The case concerns the applicants’ pre-trial detention during their time as members of parliament,
purportedly on account of political speeches given by them. Twelve of the applicants were placed in
pre-trial detention in 2016 and one of them in 2017.
The full list of applicants is as follows: Figen Yüksekdağ Şenoğlu, born in 1971; İdris Baluken, born in
1976; Besime Konca, born in 1970; Abdullah Zeydan, born in 1972; Nihat Akdoğan, born in 1980;
Selma Irmak, born in 1972; Ferhat Encu, born in 1985; Gülser Yildirim, born in 1963; Nursel Aydoğan,
born in 1958; Çağlar Demirel, born in 1969; Ayhan Bilgen, born in 1971; Burcu Çelik, born in 1986;
and Leyla Birlik, born in 1974.
Relying on Article 10, the applicants allege a violation of their right to freedom of expression.

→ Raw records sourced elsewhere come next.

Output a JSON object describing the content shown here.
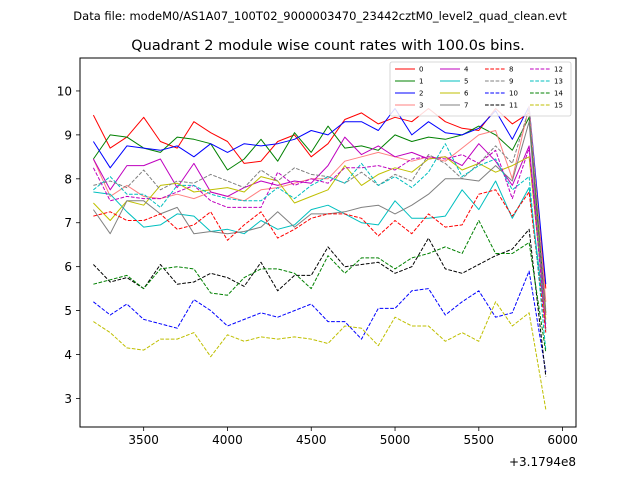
{
  "suptitle": "Data file: modeM0/AS1A07_100T02_9000003470_23442cztM0_level2_quad_clean.evt",
  "chart_data": {
    "type": "line",
    "title": "Quadrant 2 module wise count rates with 100.0s bins.",
    "xlabel": "",
    "ylabel": "",
    "x_offset_label": "+3.1794e8",
    "xlim": [
      3120,
      6080
    ],
    "ylim": [
      2.35,
      10.75
    ],
    "xticks": [
      3500,
      4000,
      4500,
      5000,
      5500,
      6000
    ],
    "yticks": [
      3,
      4,
      5,
      6,
      7,
      8,
      9,
      10
    ],
    "grid": false,
    "legend_position": "top-right",
    "x": [
      3200,
      3300,
      3400,
      3500,
      3600,
      3700,
      3800,
      3900,
      4000,
      4100,
      4200,
      4300,
      4400,
      4500,
      4600,
      4700,
      4800,
      4900,
      5000,
      5100,
      5200,
      5300,
      5400,
      5500,
      5600,
      5700,
      5800,
      5900
    ],
    "series": [
      {
        "name": "0",
        "color": "#ff0000",
        "dash": "solid",
        "values": [
          9.45,
          8.7,
          8.95,
          9.4,
          8.85,
          8.7,
          9.3,
          9.05,
          8.85,
          8.35,
          8.4,
          8.85,
          9.0,
          8.5,
          8.8,
          9.35,
          9.5,
          9.25,
          9.4,
          9.3,
          9.6,
          9.3,
          9.15,
          9.1,
          9.6,
          9.25,
          9.5,
          5.5
        ]
      },
      {
        "name": "1",
        "color": "#008000",
        "dash": "solid",
        "values": [
          8.45,
          9.0,
          8.95,
          8.7,
          8.6,
          8.95,
          8.9,
          8.8,
          8.2,
          8.45,
          8.9,
          8.4,
          9.05,
          8.6,
          9.2,
          8.7,
          8.75,
          8.65,
          9.0,
          8.85,
          8.95,
          8.9,
          9.0,
          9.2,
          9.0,
          8.65,
          9.4,
          4.95
        ]
      },
      {
        "name": "2",
        "color": "#0000ff",
        "dash": "solid",
        "values": [
          8.85,
          8.25,
          8.75,
          8.7,
          8.65,
          8.75,
          8.5,
          8.8,
          8.6,
          8.8,
          8.75,
          8.8,
          8.9,
          9.1,
          9.0,
          9.3,
          9.3,
          9.1,
          9.6,
          9.0,
          9.3,
          9.05,
          9.0,
          9.15,
          9.55,
          8.9,
          9.65,
          5.6
        ]
      },
      {
        "name": "3",
        "color": "#ff8080",
        "dash": "solid",
        "values": [
          8.45,
          7.6,
          7.85,
          7.6,
          7.55,
          7.65,
          7.55,
          7.7,
          7.6,
          7.5,
          7.75,
          7.8,
          7.9,
          8.0,
          8.0,
          8.4,
          8.5,
          8.6,
          8.5,
          8.4,
          8.5,
          8.4,
          8.7,
          9.0,
          9.1,
          8.0,
          9.65,
          5.2
        ]
      },
      {
        "name": "4",
        "color": "#bf00bf",
        "dash": "solid",
        "values": [
          8.45,
          7.75,
          8.3,
          8.3,
          8.45,
          7.8,
          8.35,
          7.7,
          7.6,
          7.8,
          7.95,
          7.85,
          7.95,
          7.9,
          8.3,
          8.95,
          8.55,
          8.75,
          8.5,
          8.6,
          8.45,
          8.5,
          8.3,
          8.8,
          8.4,
          7.85,
          8.75,
          4.9
        ]
      },
      {
        "name": "5",
        "color": "#00bfbf",
        "dash": "solid",
        "values": [
          7.7,
          7.65,
          7.25,
          6.9,
          6.95,
          7.2,
          7.15,
          6.8,
          6.85,
          6.75,
          7.05,
          6.85,
          6.95,
          7.3,
          7.4,
          7.2,
          7.0,
          6.95,
          7.5,
          7.1,
          7.1,
          7.15,
          7.75,
          7.3,
          7.95,
          7.1,
          7.8,
          4.7
        ]
      },
      {
        "name": "6",
        "color": "#bfbf00",
        "dash": "solid",
        "values": [
          7.45,
          7.05,
          7.5,
          7.4,
          7.85,
          7.9,
          7.7,
          7.75,
          7.8,
          7.7,
          8.05,
          7.95,
          7.45,
          7.6,
          7.75,
          8.3,
          7.85,
          8.1,
          8.25,
          8.15,
          8.45,
          8.5,
          8.2,
          8.35,
          8.15,
          8.3,
          8.5,
          4.8
        ]
      },
      {
        "name": "7",
        "color": "#808080",
        "dash": "solid",
        "values": [
          7.3,
          6.75,
          7.5,
          7.5,
          7.2,
          7.35,
          6.75,
          6.8,
          6.75,
          6.8,
          6.9,
          7.25,
          6.9,
          7.2,
          7.2,
          7.25,
          7.35,
          7.4,
          7.2,
          7.4,
          7.65,
          8.0,
          8.0,
          7.95,
          8.3,
          7.95,
          9.3,
          4.55
        ]
      },
      {
        "name": "8",
        "color": "#ff0000",
        "dash": "dashed",
        "values": [
          7.15,
          7.25,
          7.05,
          7.05,
          7.2,
          6.85,
          6.95,
          7.25,
          6.6,
          6.95,
          7.25,
          6.65,
          6.85,
          7.1,
          7.2,
          7.2,
          7.1,
          6.7,
          7.05,
          6.75,
          7.2,
          6.9,
          6.95,
          7.65,
          7.75,
          7.15,
          7.7,
          4.5
        ]
      },
      {
        "name": "9",
        "color": "#808080",
        "dash": "dashed",
        "values": [
          7.85,
          7.95,
          7.8,
          8.2,
          7.75,
          7.95,
          7.9,
          8.1,
          7.95,
          7.8,
          8.2,
          7.95,
          8.25,
          8.1,
          8.05,
          7.9,
          8.15,
          7.85,
          8.1,
          7.95,
          8.55,
          8.35,
          8.0,
          8.35,
          8.75,
          8.35,
          9.6,
          5.0
        ]
      },
      {
        "name": "10",
        "color": "#0000ff",
        "dash": "dashed",
        "values": [
          5.2,
          4.9,
          5.15,
          4.8,
          4.7,
          4.6,
          5.25,
          5.0,
          4.65,
          4.8,
          4.95,
          4.85,
          5.0,
          5.15,
          4.75,
          4.75,
          4.35,
          5.05,
          5.05,
          5.45,
          5.5,
          4.9,
          5.2,
          5.45,
          4.85,
          4.95,
          5.9,
          3.6
        ]
      },
      {
        "name": "11",
        "color": "#000000",
        "dash": "dashed",
        "values": [
          6.05,
          5.65,
          5.75,
          5.5,
          6.05,
          5.6,
          5.65,
          5.85,
          5.75,
          5.55,
          6.1,
          5.45,
          5.8,
          5.8,
          6.45,
          6.0,
          6.05,
          6.1,
          5.85,
          6.0,
          6.65,
          5.95,
          5.85,
          6.05,
          6.25,
          6.4,
          6.85,
          3.5
        ]
      },
      {
        "name": "12",
        "color": "#bf00bf",
        "dash": "dashed",
        "values": [
          8.25,
          7.5,
          7.6,
          7.55,
          7.55,
          7.7,
          7.85,
          7.5,
          7.35,
          7.35,
          7.35,
          8.15,
          7.85,
          8.0,
          7.9,
          8.25,
          8.25,
          8.3,
          8.2,
          8.45,
          8.5,
          8.45,
          8.55,
          8.35,
          8.65,
          7.55,
          8.7,
          4.6
        ]
      },
      {
        "name": "13",
        "color": "#00bfbf",
        "dash": "dashed",
        "values": [
          7.75,
          8.05,
          7.65,
          7.65,
          7.35,
          7.85,
          7.85,
          7.65,
          7.55,
          7.5,
          7.5,
          7.8,
          7.55,
          7.85,
          8.05,
          7.9,
          8.35,
          7.85,
          8.05,
          7.8,
          8.15,
          8.8,
          8.05,
          8.3,
          8.45,
          7.75,
          8.05,
          4.1
        ]
      },
      {
        "name": "14",
        "color": "#008000",
        "dash": "dashed",
        "values": [
          5.6,
          5.7,
          5.8,
          5.5,
          5.95,
          6.0,
          5.95,
          5.4,
          5.35,
          5.75,
          5.95,
          5.95,
          5.85,
          5.5,
          6.25,
          5.85,
          6.2,
          6.2,
          5.95,
          6.2,
          6.3,
          6.45,
          6.3,
          7.05,
          6.3,
          6.3,
          6.55,
          4.05
        ]
      },
      {
        "name": "15",
        "color": "#bfbf00",
        "dash": "dashed",
        "values": [
          4.75,
          4.5,
          4.15,
          4.1,
          4.35,
          4.35,
          4.5,
          3.95,
          4.45,
          4.3,
          4.4,
          4.35,
          4.4,
          4.35,
          4.25,
          4.65,
          4.6,
          4.2,
          4.85,
          4.65,
          4.65,
          4.3,
          4.5,
          4.3,
          5.2,
          4.65,
          4.95,
          2.75
        ]
      }
    ]
  }
}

Under Article 5 §§ 1 and 3 (right to liberty and security), the applicants complain about their pre-trial
detention, which in their view was arbitrary. In that connection they allege that their placement in
pre-trial detention was incompatible with the domestic legislation in that they were members of the
National Assembly and as such entitled to parliamentary immunity. They also contend that there
was no evidence giving rise to a reasonable suspicion that they had committed a criminal offence
justifying their detention. All the applicants further complain of the length of their pre-trial
detention and allege that the judicial decisions concerning their detention contained no reasons
other than a mere statement of the grounds for pre-trial detention provided for by law, and were
worded in abstract, repetitive and formulaic terms.
Relying on Article 5 § 4 (right to a speedy decision on the lawfulness of detention), eleven of the
applicants complain of being denied access to the investigation file. In their view, they were
prevented from challenging effectively the decisions ordering their placement in pre-trial detention.
Also from the standpoint of Article 5 § 4 (right to a speedy decision on the lawfulness of detention),
twelve of the applicants maintain that the Constitutional Court proceedings in which they sought to
challenge the lawfulness of their pre-trial detention did not comply with the requirements of the
Convention, in that the Constitutional Court failed to observe the requirement of “speediness”.
The applicants also complain about their pre-trial detention from the standpoint of Article 3 of
Protocol No. 1 to the Convention (right to free elections).
Under Article 18 (limitation on use of restrictions on rights) of the Convention, read together with
Article 5, the applicants complain that they were detained for expressing critical opinions about the
political authorities. They argue in that regard that the purpose of their pre-trial detention was to
silence them.
Relying on Article 34 (right of individual application) of the Convention, eleven of the applicants
contend that the criminal investigations concerning some of their lawyers had an intimidating effect
on them.
Violation of Article 10
Violation of Article 5 § 1
Violation of Article 5 § 3
Violation of Article 5 § 4 (lack of access to the investigation file)
Non-violation of Article 5 § 4 (lack of speedy judicial review by the Constitutional Court)
Violation of Article 3 du Protocole no 1
Violation of Article 18 combiné avec l’article 5
No violation of Article 34
Article 46: the Court held that the respondent State was to take all necessary measures to put an
end to the pre-trial detention of those applicants still deprived of their liberty
Just satisfaction: details of the amounts awarded to the applicants in respect of non-pecuniary
damage and costs and expenses are set out in a summary table appended to the judgment.